3. The Berenstain Bears And The Bad Habit

Moral: It’s pretty easy to get your parents to bribe you for good behavior.

Mama and Papa try strategy after strategy to get Sister to stop biting her nails, and only succeed in the end by paying her for every day she goes without nibbling. Brother takes notice and starts to speculate on what bad habit he should develop so he can tap into this obvious gold mine. Actually, I think Brother is on to something here. If my kids were old enough to be bribe-able, I would totally pay them to stop trying to bite each other’s faces off.

4. The Berenstain Bears and the In-Crowd

Moral: If you don‘t have a special talent, you can kiss your friends good by as soon as someone cooler comes along.

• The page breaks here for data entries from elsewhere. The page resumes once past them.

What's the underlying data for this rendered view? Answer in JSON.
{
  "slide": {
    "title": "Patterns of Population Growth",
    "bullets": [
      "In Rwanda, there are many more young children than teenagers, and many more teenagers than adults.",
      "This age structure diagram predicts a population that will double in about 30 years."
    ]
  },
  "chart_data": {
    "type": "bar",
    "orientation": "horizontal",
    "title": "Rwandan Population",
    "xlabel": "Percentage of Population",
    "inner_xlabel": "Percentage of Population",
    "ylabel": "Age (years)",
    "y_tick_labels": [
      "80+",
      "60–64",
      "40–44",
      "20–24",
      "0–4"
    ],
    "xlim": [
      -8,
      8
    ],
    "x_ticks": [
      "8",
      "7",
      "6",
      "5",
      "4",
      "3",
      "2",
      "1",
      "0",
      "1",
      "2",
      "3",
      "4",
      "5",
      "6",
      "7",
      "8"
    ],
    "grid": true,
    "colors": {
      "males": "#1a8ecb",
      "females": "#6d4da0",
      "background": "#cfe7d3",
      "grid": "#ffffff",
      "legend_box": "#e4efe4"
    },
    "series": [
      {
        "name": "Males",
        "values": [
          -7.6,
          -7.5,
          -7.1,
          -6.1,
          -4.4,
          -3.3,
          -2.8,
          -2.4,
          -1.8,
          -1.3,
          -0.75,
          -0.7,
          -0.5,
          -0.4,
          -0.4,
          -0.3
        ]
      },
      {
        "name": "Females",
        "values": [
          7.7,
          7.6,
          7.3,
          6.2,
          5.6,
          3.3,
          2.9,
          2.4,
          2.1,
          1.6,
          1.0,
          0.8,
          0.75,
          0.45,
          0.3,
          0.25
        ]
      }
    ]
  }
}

Sister Bear’s playground rep is shaken by the arrival of the cool new kid in town, Queenie McBear. Queenie sneers at Sister’s pink hairbow, mocks her little-girl tricycle, and asks who came up with the name “Sister”. (Queenie is a jerk, but I can’t really argue with her on that last point.) Everyone but Sister’s best friend Lizzie ditches her to hang out with Queenie. Her friends only come flocking back to her at the neighborhood double-dutch tournament, because Sister is a double-dutch rock star. She cements her spot as playground VIP by jump-roping circles around the hapless Queenie.

5. The Berenstain Bears and Too Much Vacation

Moral: Eating random things you find in the woods will at worst make you need a glass of water to wash away the taste, not a call to Poison Control.

Under the enthusiastic guidance of Papa Bear, the Bear family tries to make a vacation of roughing it in a rustic country cabin. They endure swarms of mosquitoes, leaky roofs and flooding, and worst of all, Papa’s attempts for the family to “live off the land”. The family eats berries they find in the forest, and Papa even makes a wilderness stew of bark, leaves, and what appear to be mushrooms that he collects in the forest. Somehow, the story ends with a meal of canned beans and an early departure for home instead of a series of increasingly terrifying hallucinations and/or a trip to the emergency room.

7. Every Berenstain Bears Book Ever

Moral: Dads are the actual worst. Papa Bear is the epitome of Sitcom Dad Syndrome. His solutions to family problems are silly at best and actively harmful at worst. He suggests that he might be able to solve Sister’s nail-biting problem by screaming at her, is literally unable to figure out what he can drink when Mama takes away soda, and basically tells Sister is she’s not careful about who she talks to, she’s going to get murdered by a stranger, making her terrified to go outside. The easy-reader book Ready, Get Set, Go further establishes Papa’s reputation as a bumbling buffoon, where he loses races, climbing competitions, and long-jumps to his tiny children. The only thing Papa is best at? Sleeping. Oh, and there’s the fact that he could have poisoned his family by feeding them unidentified berries and fungus from the middle of the woods. As a semi-professional misandrist feminist, I am super-embarrassed on behalf of dads everywhere for the portrayal of fatherhood provided by Papa Q. Bear.